労働保険は、保険加入者やその家族の生活を補償する日本の社会保険制度のひとつで、労働者災害補償保険と雇用保険の2つがあります。
3-1 労働者災害補償保険
(1) 労働者災害補償保険とは
一般的に労災保険といわれ、保険料は雇い主(事業主)が全額負担します。パートタイマーやアルバイトを含め、会社で働いていればどんな在留資格の外国人にも適用されます。仕事でけがをしたり病気になった場合や死亡した場合、また、通勤の途中で災害を受けた場合などが認められれば、労災保険の対象となり、各種の補償給付を受けることができます。

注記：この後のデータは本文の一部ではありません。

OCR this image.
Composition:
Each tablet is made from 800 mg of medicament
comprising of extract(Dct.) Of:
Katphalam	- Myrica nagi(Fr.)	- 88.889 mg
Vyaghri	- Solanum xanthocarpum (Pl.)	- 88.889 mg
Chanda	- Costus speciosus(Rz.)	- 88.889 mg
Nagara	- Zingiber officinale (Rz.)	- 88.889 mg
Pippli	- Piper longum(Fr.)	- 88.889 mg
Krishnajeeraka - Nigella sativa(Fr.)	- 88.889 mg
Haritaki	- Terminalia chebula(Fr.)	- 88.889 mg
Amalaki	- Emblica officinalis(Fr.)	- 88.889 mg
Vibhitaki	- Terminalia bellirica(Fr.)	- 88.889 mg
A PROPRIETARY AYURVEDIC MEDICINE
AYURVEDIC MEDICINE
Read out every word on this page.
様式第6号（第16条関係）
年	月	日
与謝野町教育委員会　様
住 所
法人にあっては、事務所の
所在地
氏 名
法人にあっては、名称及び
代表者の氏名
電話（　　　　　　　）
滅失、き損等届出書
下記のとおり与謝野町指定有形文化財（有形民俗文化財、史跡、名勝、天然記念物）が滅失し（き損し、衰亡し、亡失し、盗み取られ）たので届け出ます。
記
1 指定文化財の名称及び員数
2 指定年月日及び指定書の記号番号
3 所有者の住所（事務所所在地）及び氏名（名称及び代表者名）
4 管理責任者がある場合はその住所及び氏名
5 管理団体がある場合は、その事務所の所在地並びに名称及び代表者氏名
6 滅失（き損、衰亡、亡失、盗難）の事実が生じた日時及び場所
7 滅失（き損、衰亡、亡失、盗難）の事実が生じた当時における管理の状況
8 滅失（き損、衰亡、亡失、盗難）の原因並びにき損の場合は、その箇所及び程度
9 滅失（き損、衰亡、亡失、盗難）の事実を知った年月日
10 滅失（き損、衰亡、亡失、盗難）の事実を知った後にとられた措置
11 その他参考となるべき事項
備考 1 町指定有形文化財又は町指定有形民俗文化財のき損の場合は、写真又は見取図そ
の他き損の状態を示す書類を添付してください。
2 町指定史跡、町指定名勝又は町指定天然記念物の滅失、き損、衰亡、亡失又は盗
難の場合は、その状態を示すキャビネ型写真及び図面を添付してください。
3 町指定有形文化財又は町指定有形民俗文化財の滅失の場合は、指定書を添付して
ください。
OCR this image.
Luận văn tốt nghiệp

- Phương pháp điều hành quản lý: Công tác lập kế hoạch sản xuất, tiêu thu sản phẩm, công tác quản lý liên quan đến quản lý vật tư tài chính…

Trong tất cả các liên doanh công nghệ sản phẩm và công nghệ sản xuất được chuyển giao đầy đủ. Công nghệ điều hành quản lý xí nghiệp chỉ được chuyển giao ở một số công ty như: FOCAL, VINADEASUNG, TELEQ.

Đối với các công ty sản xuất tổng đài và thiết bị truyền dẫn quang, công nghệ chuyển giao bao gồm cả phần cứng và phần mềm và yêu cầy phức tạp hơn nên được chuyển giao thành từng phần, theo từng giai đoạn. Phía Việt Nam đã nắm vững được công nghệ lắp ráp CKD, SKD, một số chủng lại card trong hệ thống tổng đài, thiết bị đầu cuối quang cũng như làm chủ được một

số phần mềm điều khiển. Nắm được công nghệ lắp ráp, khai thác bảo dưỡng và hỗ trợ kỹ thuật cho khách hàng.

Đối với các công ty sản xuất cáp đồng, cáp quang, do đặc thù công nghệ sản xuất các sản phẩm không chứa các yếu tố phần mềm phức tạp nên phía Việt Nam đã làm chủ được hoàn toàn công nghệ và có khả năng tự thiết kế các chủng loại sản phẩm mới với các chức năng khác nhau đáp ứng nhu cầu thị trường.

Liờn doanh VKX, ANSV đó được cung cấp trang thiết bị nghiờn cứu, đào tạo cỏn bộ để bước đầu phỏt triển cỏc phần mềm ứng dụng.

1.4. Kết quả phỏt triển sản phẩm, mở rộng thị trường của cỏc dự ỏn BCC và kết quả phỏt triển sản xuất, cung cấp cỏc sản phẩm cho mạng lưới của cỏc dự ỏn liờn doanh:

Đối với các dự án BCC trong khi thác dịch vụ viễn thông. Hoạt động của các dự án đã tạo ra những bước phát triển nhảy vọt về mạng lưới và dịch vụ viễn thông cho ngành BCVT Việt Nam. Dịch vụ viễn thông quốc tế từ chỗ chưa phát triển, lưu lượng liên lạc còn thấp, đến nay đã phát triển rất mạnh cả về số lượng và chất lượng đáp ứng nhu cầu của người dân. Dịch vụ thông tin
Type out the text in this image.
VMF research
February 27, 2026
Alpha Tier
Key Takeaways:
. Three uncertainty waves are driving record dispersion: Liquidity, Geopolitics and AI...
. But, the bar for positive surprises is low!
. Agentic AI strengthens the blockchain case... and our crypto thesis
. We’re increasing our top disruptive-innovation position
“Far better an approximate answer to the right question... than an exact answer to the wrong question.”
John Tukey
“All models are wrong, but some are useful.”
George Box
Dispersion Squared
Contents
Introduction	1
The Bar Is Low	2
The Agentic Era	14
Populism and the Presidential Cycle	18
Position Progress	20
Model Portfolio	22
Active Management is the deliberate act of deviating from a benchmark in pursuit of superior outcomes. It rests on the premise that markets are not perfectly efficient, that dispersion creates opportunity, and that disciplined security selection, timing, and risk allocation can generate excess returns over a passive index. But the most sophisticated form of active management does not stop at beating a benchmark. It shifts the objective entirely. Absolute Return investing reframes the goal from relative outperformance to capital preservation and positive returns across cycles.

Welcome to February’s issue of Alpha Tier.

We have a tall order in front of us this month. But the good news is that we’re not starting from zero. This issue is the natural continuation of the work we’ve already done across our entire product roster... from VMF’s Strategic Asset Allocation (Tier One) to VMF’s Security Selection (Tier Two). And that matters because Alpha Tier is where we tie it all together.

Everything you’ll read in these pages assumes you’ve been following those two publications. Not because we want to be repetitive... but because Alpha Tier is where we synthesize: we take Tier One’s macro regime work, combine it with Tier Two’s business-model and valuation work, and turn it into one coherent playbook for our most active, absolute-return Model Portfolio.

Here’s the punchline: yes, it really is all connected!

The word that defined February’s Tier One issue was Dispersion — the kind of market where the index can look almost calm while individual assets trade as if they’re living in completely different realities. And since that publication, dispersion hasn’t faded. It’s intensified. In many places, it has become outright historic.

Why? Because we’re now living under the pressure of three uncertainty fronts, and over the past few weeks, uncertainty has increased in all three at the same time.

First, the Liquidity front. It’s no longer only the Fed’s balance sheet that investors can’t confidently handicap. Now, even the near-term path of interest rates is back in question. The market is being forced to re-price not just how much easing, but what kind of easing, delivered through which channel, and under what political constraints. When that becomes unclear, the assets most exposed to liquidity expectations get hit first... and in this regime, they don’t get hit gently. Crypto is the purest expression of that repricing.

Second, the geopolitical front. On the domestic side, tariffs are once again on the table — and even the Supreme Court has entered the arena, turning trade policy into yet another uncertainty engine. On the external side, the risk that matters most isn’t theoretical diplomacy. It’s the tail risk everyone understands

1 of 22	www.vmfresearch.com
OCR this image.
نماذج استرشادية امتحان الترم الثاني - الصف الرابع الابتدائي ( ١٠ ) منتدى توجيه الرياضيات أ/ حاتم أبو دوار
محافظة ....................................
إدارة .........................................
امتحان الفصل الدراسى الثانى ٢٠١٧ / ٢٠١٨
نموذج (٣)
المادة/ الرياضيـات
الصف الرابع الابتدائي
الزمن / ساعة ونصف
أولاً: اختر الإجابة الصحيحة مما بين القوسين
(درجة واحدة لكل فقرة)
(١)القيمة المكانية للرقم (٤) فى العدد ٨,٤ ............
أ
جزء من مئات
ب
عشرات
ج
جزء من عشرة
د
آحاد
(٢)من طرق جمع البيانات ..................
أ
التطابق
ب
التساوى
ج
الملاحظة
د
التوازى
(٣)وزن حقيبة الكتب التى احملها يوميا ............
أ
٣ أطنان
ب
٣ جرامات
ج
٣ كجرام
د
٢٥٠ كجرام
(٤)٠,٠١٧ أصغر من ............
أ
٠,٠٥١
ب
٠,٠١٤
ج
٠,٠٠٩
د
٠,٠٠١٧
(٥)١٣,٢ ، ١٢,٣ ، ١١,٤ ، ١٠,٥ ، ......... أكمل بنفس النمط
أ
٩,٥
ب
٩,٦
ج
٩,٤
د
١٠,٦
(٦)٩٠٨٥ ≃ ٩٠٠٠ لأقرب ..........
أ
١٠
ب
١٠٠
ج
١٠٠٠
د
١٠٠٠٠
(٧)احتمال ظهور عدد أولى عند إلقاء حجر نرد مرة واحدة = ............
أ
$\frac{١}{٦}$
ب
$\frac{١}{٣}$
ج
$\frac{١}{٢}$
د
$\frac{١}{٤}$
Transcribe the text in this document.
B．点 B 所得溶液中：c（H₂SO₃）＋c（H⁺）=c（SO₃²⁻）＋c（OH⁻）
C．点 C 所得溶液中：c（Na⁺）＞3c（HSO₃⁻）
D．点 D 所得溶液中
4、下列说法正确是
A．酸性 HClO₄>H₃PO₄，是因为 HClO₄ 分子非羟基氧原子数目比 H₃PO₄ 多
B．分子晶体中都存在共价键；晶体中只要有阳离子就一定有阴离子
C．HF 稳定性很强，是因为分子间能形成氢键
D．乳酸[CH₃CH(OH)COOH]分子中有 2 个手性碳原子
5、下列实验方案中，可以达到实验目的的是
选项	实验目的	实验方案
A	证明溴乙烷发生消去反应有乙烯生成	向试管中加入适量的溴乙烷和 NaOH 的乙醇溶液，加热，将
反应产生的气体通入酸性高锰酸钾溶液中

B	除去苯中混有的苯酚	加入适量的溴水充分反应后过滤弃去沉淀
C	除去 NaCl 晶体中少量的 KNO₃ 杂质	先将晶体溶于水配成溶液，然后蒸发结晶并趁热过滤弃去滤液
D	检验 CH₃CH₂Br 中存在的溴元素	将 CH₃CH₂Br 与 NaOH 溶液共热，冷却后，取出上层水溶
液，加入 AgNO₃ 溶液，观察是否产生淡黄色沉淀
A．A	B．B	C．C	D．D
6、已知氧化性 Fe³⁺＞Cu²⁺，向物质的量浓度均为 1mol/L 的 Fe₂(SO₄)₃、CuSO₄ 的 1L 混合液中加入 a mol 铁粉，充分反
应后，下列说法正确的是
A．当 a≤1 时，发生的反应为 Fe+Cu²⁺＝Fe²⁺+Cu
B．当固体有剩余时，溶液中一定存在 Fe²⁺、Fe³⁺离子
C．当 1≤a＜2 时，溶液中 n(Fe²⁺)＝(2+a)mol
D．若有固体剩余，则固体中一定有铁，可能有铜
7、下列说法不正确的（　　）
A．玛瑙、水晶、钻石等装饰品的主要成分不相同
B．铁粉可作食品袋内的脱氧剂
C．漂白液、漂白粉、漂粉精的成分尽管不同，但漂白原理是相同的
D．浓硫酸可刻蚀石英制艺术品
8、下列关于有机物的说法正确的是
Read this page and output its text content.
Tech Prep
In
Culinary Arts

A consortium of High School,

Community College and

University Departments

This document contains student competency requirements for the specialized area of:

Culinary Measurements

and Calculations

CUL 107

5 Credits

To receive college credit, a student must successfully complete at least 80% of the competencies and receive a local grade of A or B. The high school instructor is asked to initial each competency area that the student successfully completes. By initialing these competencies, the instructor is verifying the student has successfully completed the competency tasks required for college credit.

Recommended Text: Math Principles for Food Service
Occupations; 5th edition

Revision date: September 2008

けれども、労災保険は、本人または事業主が労働基準監督署に申請しないと補償は受けられません。労働災害だと思ったら、まず最寄りの労働基準監督署に届け出ましょう。
(2) おもな補償給付
| おもな補償給付 |
書類の交付場所 |
書類の提出先 |
| 療養補償給付(療養の給付請求書) |
労災保険指定病院 |
労災保険指定病院(初診察時) |
| 休業補償給付(休業補償給付請求書) |
労働基準監督署 |
労働基準監督署 |
| 障害補償給付(障害補償給付支給請求書) |
労働基準監督署 |
労働基準監督署 |
| 遺族補償(遺族補償年金支給請求書) |
労働基準監督署 |
労働基準監督署 |
●療養補償給付
労働者が 業務上、または 通勤途中でけがや 病気にかかった 場合に、 治療・ 療養に 必要な 費用が 支払われます。
※治療補償給付を受けるためにはできるだけ、労災保険の指定病院に行くようにしましょう。指定病院には「療養の給付請求書」という用紙があり、はじめて診察を受けるときにこの用紙を提出すると、労災保険の申請ができ、治療が終わるまでお金を払う必要はありません。労働災害だと思う場合、医療機関で健康保険または国民健康保険を使った場合でも、必ず労働災害保険の申請をしましょう。
●休業補償給付
労働者が 業務上、または 通勤途中で 災害を 受け、その 治療・ 療養のために 休業して、 給料をもらえなかった 場合、その4 日目から 給付基礎日額の60%が 支給されます。
※「休業補償給付支給請求書」(労働基準監督署でもらえます)という用紙を労働基準監督署に提出しましょう。
●障害補償給付
業務上のけがや病気が治っても、身体に一定の障害が残ったときに、支給されます。
●遺族補償給付
労働者が、業務上または通勤途中で死亡した場合、遺族に対して支給されます。